Makna Simbolis Bubur Beras

 * Kesederhanaan dan Kerendahan Hati:

   * Bubur beras adalah makanan yang terbuat dari bahan dasar yang paling sederhana: beras dan air. Dalam banyak tradisi, bubur melambangkan kesederhanaan dan kerendahan hati. Menyajikan bubur mengajarkan untuk tidak melupakan asal-usul, serta menghargai hal-hal yang paling mendasar dalam hidup.

 * Kebersamaan dan Persaudaraan:

   * Bubur sering disajikan dalam porsi besar dan dimakan bersama-sama dari satu wadah atau disajikan untuk banyak orang. Hal ini melambangkan kebersamaan, persaudaraan, dan gotong royong. Di Bima, makan bubur bersama setelah ritual seperti Doa Dana mempererat tali silaturahmi dan menunjukkan bahwa mereka semua adalah bagian dari satu kesatuan.

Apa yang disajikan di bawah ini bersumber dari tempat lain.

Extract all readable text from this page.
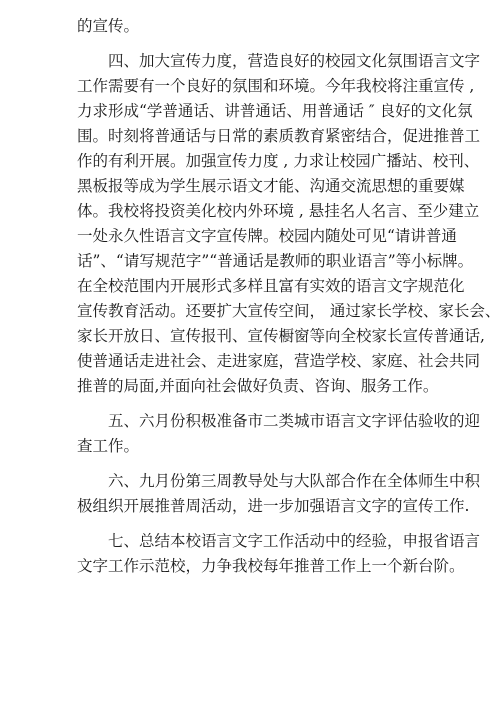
的宣传。
　　四、加大宣传力度，营造良好的校园文化氛围语言文字
工作需要有一个良好的氛围和环境。今年我校将注重宣传 ,
力求形成“学普通话、讲普通话、用普通话 ″ 良好的文化氛
围。时刻将普通话与日常的素质教育紧密结合，促进推普工
作的有利开展。加强宣传力度 , 力求让校园广播站、校刊、
黑板报等成为学生展示语文才能、沟通交流思想的重要媒
体。我校将投资美化校内外环境 , 悬挂名人名言、至少建立
一处永久性语言文字宣传牌。校园内随处可见“请讲普通
话”、“请写规范字”“普通话是教师的职业语言”等小标牌。
在全校范围内开展形式多样且富有实效的语言文字规范化
宣传教育活动。还要扩大宣传空间， 通过家长学校、家长会、
家长开放日、宣传报刊、宣传橱窗等向全校家长宣传普通话,
使普通话走进社会、走进家庭，营造学校、家庭、社会共同
推普的局面,并面向社会做好负责、咨询、服务工作。
　　五、六月份积极准备市二类城市语言文字评估验收的迎
查工作。
　　六、九月份第三周教导处与大队部合作在全体师生中积
极组织开展推普周活动，进一步加强语言文字的宣传工作.
　　七、总结本校语言文字工作活动中的经验，申报省语言
文字工作示范校，力争我校每年推普工作上一个新台阶。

 * Harapan Akan Kemakmuran:

   * Bubur beras dibuat dari beras, yang merupakan simbol dari kemakmuran dan sumber kehidupan. Dalam ritual, bubur disajikan sebagai permohonan agar kehidupan masyarakat selalu makmur, berkecukupan, dan terhindar dari kelaparan.

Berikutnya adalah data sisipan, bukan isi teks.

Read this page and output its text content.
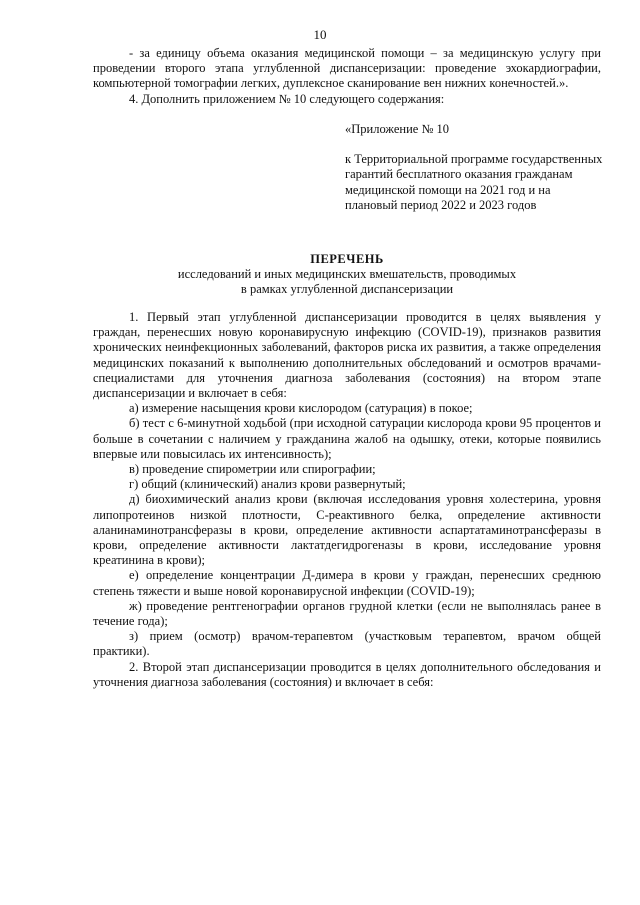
10

- за единицу объема оказания медицинской помощи – за медицинскую услугу при проведении второго этапа углубленной диспансеризации: проведение эхокардиографии, компьютерной томографии легких, дуплексное сканирование вен нижних конечностей.».

4. Дополнить приложением № 10 следующего содержания:

«Приложение № 10

к Территориальной программе государственных гарантий бесплатного оказания гражданам медицинской помощи на 2021 год и на плановый период 2022 и 2023 годов

ПЕРЕЧЕНЬ

исследований и иных медицинских вмешательств, проводимых

в рамках углубленной диспансеризации

1. Первый этап углубленной диспансеризации проводится в целях выявления у граждан, перенесших новую коронавирусную инфекцию (COVID-19), признаков развития хронических неинфекционных заболеваний, факторов риска их развития, а также определения медицинских показаний к выполнению дополнительных обследований и осмотров врачами-специалистами для уточнения диагноза заболевания (состояния) на втором этапе диспансеризации и включает в себя:

а) измерение насыщения крови кислородом (сатурация) в покое;

б) тест с 6-минутной ходьбой (при исходной сатурации кислорода крови 95 процентов и больше в сочетании с наличием у гражданина жалоб на одышку, отеки, которые появились впервые или повысилась их интенсивность);

в) проведение спирометрии или спирографии;

г) общий (клинический) анализ крови развернутый;

д) биохимический анализ крови (включая исследования уровня холестерина, уровня липопротеинов низкой плотности, С-реактивного белка, определение активности аланинаминотрансферазы в крови, определение активности аспартатаминотрансферазы в крови, определение активности лактатдегидрогеназы в крови, исследование уровня креатинина в крови);

е) определение концентрации Д-димера в крови у граждан, перенесших среднюю степень тяжести и выше новой коронавирусной инфекции (COVID-19);

ж) проведение рентгенографии органов грудной клетки (если не выполнялась ранее в течение года);

з) прием (осмотр) врачом-терапевтом (участковым терапевтом, врачом общей практики).

2. Второй этап диспансеризации проводится в целях дополнительного обследования и уточнения диагноза заболевания (состояния) и включает в себя:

 * Perlindungan dan Tolak Bala:

   * Dalam beberapa ritual, bubur juga memiliki fungsi sebagai persembahan untuk menolak bala atau memohon perlindungan. Bubur dianggap sebagai media untuk memurnikan diri dan lingkungan, serta memohon agar segala musibah dapat dihindari.

Dengan demikian, bubur beras dalam tradisi bukan hanya sekadar makanan pengisi perut. Ia adalah simbol yang kaya akan nilai-nilai luhur tentang kesederhanaan, persaudaraan, dan harapan akan masa depan yang lebih baik.

5. Kadodo (Dodol Hitam)

Dodol hitam memiliki makna yang dalam dalam konteks adat dan budaya, terutama di Indonesia. Lebih dari sekadar camilan manis, dodol hitam sering kali melambangkan beberapa hal, seperti:

Makna Simbolis Dodol Hitam

 * Perekat dan Persatuan:

   * Tekstur dodol yang lengket dan kenyal sering kali diartikan sebagai simbol persatuan dan keharmonisan. Dalam acara-acara adat, keberadaan dodol melambangkan harapan agar hubungan antar anggota keluarga atau masyarakat tetap erat, lengket, dan tidak mudah terputus.

 * Ketekunan dan Kesabaran:

   * Proses pembuatan dodol sangat panjang dan memerlukan kesabaran ekstra. Adonan harus terus diaduk selama berjam-jam tanpa henti hingga mencapai tekstur yang sempurna. Proses ini mengajarkan tentang ketekunan, kerja keras, dan kesabaran dalam mencapai tujuan.

 * Duka dan Kesedihan:

   * Dalam beberapa tradisi, khususnya pada ritual pemakaman atau acara berkabung, warna hitam pada dodol juga melambangkan duka cita atau kesedihan. Dodol hitam sering disajikan sebagai wujud empati dan penghormatan kepada keluarga yang ditinggalkan.

 * Doa dan Harapan Baik:

   * Dodol hitam sering kali disajikan dalam acara-acara sakral, seperti selamatan, hajatan, atau upacara adat. Kehadirannya mengandung doa dan harapan agar segala sesuatu berjalan dengan baik, lancar, dan penuh keberkahan.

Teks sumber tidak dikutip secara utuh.